Does this mean that there are no qualified contractors to build the newer forms of construction? Absolutely not. There are many qualified contractors that can build all sorts of innovative and effective building envelopes, contractors who understand the architect’s role and work in concert with the team of owner, architect, consultants, suppliers, and subcontractors.

The Solution: Green Building and Building Back Better

In July 2013, New York Governor Andrew Cuomo and the U.S. Housing and Urban Development (HUD) hosted the Building Back Better: New York State Storm Recovery Conference.

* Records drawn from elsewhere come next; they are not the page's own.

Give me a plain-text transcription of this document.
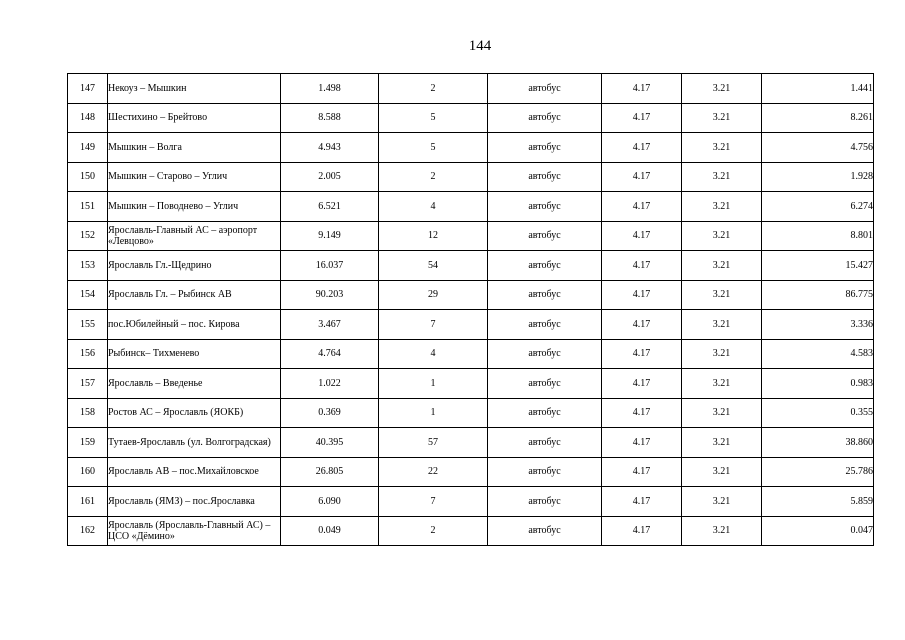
144
147	Некоуз – Мышкин	1.498	2	автобус	4.17	3.21	1.441
148	Шестихино – Брейтово	8.588	5	автобус	4.17	3.21	8.261
149	Мышкин – Волга	4.943	5	автобус	4.17	3.21	4.756
150	Мышкин – Старово – Углич	2.005	2	автобус	4.17	3.21	1.928
151	Мышкин – Поводнево – Углич	6.521	4	автобус	4.17	3.21	6.274
152	Ярославль-Главный АС – аэропорт «Левцово»	9.149	12	автобус	4.17	3.21	8.801
153	Ярославль Гл.-Щедрино	16.037	54	автобус	4.17	3.21	15.427
154	Ярославль Гл. – Рыбинск АВ	90.203	29	автобус	4.17	3.21	86.775
155	пос.Юбилейный – пос. Кирова	3.467	7	автобус	4.17	3.21	3.336
156	Рыбинск– Тихменево	4.764	4	автобус	4.17	3.21	4.583
157	Ярославль – Введенье	1.022	1	автобус	4.17	3.21	0.983
158	Ростов АС – Ярославль (ЯОКБ)	0.369	1	автобус	4.17	3.21	0.355
159	Тутаев-Ярославль (ул. Волгоградская)	40.395	57	автобус	4.17	3.21	38.860
160	Ярославль АВ – пос.Михайловское	26.805	22	автобус	4.17	3.21	25.786
161	Ярославль (ЯМЗ) – пос.Ярославка	6.090	7	автобус	4.17	3.21	5.859
162	Ярославль (Ярославль-Главный АС) – ЦСО «Дёмино»	0.049	2	автобус	4.17	3.21	0.047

Once energy costs are added to the cost of potential weather-related damages, it is clear that green building and “building back better” is much more financially advantageous.

The concept of “Building Back Better” encompasses best practice, not just doing what we have been doing. We must consider more than the initial cost of a home and of buildings in general. If we look at the costs associated with Superstorm Sandy we see that a well-designed, well-constructed home costs less than a building that just barely meets the building and energy code.

Once energy costs are added to the cost of potential weather-related damages, it is clear that green building and “building back better” is much more financially advantageous.

For Sandy-destroyed or severely damaged houses, insulated concrete forms (ICFs) and structurally insulated panels (SIPs) are preferred options to stick framing and offer outstanding strength along with very high energy efficiency and practically zero air infiltration. SIPs and ICFs are as far from stick framing as a ’46 Desoto is to a modern hybrid car. These options are highly engineered, tested, and proven materials and systems that far out-perform traditional stick framing in so many ways.

As with all green buildings, if done properly, synergies begin to appear. A synergy is defined as: the interaction of elements that when combined produce a total effect that is greater than the sum of the individual elements. Synergistic systems are designed to solve a single problem, but end up doing so much more, for the owner, inhabitants, community and, well, for the planet.